Universities UK has been campaigning for a change in the law because it fears data could be ‘scooped’ before scholars had been able to publish their findings or companies involved in research are able to take out patents.
This would make universities, individual scientists and companies less likely to collect data, UUK claims.
It has argued that a new exemption should be inserted into the Act during the passage of the Protection of Freedoms Bill, legislation that addresses freedom of information.
However, Home Office minister Lord Henley said this week that he believed that “adequate protection already exists” for pre-publication research.
The Act already exempts information if it will be published in the future or if it would be commercially damaging.
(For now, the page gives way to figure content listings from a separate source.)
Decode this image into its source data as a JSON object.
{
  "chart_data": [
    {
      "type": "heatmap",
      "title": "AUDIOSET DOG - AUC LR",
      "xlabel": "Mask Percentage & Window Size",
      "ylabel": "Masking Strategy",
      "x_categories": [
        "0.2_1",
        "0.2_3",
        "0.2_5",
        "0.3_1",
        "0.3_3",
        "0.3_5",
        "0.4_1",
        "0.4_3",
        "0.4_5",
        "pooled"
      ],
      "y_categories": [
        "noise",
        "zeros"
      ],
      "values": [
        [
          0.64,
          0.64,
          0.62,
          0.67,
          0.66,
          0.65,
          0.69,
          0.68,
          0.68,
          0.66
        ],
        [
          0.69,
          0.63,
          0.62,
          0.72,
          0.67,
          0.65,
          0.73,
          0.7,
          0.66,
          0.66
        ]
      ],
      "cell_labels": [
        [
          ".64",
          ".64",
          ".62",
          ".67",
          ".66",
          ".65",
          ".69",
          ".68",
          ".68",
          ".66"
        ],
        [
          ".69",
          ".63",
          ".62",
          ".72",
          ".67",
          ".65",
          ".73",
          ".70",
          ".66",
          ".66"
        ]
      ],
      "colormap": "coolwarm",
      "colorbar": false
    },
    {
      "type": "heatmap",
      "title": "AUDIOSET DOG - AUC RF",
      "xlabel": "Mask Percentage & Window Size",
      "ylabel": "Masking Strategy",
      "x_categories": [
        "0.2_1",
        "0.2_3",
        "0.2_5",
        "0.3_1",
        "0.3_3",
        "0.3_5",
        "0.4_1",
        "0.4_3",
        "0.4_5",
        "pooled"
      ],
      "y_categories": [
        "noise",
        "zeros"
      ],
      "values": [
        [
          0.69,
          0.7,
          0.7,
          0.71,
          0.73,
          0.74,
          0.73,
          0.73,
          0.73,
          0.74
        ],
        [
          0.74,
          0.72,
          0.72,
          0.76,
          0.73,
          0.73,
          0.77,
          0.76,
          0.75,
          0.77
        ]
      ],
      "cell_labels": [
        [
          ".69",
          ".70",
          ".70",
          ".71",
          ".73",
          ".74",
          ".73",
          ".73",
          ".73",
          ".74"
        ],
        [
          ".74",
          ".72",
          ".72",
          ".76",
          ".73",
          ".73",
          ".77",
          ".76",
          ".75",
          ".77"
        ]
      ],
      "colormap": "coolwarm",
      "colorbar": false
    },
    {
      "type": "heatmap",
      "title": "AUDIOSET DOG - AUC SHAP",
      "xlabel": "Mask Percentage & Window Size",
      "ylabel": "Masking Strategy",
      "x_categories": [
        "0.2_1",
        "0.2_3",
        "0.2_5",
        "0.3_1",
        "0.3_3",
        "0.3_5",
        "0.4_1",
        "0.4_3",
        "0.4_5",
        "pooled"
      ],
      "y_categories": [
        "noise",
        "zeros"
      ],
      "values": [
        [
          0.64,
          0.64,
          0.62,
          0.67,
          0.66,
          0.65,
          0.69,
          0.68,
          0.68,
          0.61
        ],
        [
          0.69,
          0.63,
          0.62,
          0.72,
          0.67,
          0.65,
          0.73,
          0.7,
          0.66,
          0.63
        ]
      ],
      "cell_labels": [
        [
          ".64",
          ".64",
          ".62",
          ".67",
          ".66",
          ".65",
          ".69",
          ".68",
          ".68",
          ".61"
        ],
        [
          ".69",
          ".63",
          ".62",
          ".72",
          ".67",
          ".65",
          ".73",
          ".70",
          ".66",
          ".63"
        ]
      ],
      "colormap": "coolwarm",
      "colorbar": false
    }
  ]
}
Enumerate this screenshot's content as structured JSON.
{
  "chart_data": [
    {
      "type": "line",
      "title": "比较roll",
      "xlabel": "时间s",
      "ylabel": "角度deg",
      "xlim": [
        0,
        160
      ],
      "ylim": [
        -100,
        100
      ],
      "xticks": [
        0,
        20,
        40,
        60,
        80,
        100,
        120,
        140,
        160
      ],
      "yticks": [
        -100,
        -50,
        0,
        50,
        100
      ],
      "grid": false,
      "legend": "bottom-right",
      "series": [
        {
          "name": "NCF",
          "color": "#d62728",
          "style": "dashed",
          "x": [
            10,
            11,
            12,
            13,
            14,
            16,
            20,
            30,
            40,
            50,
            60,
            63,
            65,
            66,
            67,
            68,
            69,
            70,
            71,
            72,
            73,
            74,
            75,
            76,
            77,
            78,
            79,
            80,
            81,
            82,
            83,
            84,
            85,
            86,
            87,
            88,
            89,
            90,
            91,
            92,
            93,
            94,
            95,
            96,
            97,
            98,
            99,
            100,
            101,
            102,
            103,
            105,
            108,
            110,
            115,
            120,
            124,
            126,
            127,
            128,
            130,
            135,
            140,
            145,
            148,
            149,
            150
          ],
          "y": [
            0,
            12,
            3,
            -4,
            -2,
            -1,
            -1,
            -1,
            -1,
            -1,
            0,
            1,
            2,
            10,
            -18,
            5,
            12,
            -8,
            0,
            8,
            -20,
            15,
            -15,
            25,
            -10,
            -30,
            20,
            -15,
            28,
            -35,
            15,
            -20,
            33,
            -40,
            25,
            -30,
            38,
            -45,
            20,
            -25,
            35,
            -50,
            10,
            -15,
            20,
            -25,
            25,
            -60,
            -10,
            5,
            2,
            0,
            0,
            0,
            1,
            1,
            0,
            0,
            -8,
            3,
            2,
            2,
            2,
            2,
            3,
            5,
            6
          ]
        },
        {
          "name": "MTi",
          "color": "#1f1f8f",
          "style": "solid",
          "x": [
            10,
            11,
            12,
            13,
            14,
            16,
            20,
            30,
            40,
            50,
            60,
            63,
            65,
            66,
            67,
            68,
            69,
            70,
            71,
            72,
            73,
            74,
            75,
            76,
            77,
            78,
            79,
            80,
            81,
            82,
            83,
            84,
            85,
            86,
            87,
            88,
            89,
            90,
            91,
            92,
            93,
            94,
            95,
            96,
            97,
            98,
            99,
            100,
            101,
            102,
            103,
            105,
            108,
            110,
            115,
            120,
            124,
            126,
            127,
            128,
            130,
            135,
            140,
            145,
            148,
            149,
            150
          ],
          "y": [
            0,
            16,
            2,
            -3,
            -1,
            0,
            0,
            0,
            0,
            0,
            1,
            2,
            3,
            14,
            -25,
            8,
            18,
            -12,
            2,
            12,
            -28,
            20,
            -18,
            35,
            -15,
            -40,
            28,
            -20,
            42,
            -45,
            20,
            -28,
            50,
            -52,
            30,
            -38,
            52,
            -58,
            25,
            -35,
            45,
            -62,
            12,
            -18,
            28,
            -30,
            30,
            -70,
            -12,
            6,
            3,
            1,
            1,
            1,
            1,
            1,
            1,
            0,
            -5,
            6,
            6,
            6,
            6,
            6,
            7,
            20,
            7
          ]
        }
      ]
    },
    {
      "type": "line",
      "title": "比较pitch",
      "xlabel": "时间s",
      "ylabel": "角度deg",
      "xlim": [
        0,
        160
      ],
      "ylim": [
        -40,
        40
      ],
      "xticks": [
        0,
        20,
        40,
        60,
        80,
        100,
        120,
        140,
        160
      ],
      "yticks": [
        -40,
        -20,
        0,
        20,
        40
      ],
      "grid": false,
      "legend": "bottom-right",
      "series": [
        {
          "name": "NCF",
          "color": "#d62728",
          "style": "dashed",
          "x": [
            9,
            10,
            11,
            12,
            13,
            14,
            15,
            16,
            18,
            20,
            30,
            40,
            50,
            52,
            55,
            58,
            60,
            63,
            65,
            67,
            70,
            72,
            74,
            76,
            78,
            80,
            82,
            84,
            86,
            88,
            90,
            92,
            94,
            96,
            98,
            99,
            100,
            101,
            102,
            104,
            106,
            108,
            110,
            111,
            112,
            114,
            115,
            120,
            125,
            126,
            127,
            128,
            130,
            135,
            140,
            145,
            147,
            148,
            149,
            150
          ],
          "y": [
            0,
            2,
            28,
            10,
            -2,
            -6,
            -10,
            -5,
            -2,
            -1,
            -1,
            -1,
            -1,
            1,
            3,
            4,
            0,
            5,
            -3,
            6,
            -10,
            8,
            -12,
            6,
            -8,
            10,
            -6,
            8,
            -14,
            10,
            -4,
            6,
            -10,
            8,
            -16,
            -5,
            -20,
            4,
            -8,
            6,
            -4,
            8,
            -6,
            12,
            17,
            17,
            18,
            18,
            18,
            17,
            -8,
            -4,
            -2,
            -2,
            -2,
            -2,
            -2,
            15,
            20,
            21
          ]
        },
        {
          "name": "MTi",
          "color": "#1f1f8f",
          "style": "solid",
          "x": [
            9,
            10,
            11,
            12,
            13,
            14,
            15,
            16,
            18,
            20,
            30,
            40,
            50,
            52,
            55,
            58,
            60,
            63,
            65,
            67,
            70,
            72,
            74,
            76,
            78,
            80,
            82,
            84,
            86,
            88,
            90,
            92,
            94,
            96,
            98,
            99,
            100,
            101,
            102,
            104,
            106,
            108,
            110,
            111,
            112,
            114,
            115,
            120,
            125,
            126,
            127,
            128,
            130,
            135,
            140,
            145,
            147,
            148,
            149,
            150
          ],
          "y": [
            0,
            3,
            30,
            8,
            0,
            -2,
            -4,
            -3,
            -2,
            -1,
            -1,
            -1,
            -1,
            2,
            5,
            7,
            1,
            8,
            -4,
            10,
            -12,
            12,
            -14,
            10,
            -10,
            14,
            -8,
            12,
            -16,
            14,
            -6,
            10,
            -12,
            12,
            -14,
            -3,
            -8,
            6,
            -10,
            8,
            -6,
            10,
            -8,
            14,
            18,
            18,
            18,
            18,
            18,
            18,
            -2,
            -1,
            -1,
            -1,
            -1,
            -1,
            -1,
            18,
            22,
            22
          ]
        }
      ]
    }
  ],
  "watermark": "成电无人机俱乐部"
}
Lord Henley acknowledged that “adequate safeguards must exist within information rights legislation to make sure that that position [of universities] is not undermined through inappropriate and premature disclosure.”
But he said during the third sitting of the report stage of the Bill in the House of Lords that a number of exemptions already protect research-related material.
“Therefore, the amendment provides alternative protection rather than necessary additional protection and is not necessary,” he said.
UUK has also raised concerns that research done in collaboration with companies might be released before it was advanced enough to prove a commercial interest exemption.
But Lord Henley said it was not for him to prejudge what the Information Commissioner, who rules on FOI disputes, would decide in such cases.
The UUK amendment was withdraw before it could be put to a vote.
UUK will continue to call for an amendment in evidence to the Commons Justice Select Committee, which is currently considering the effects of the Act.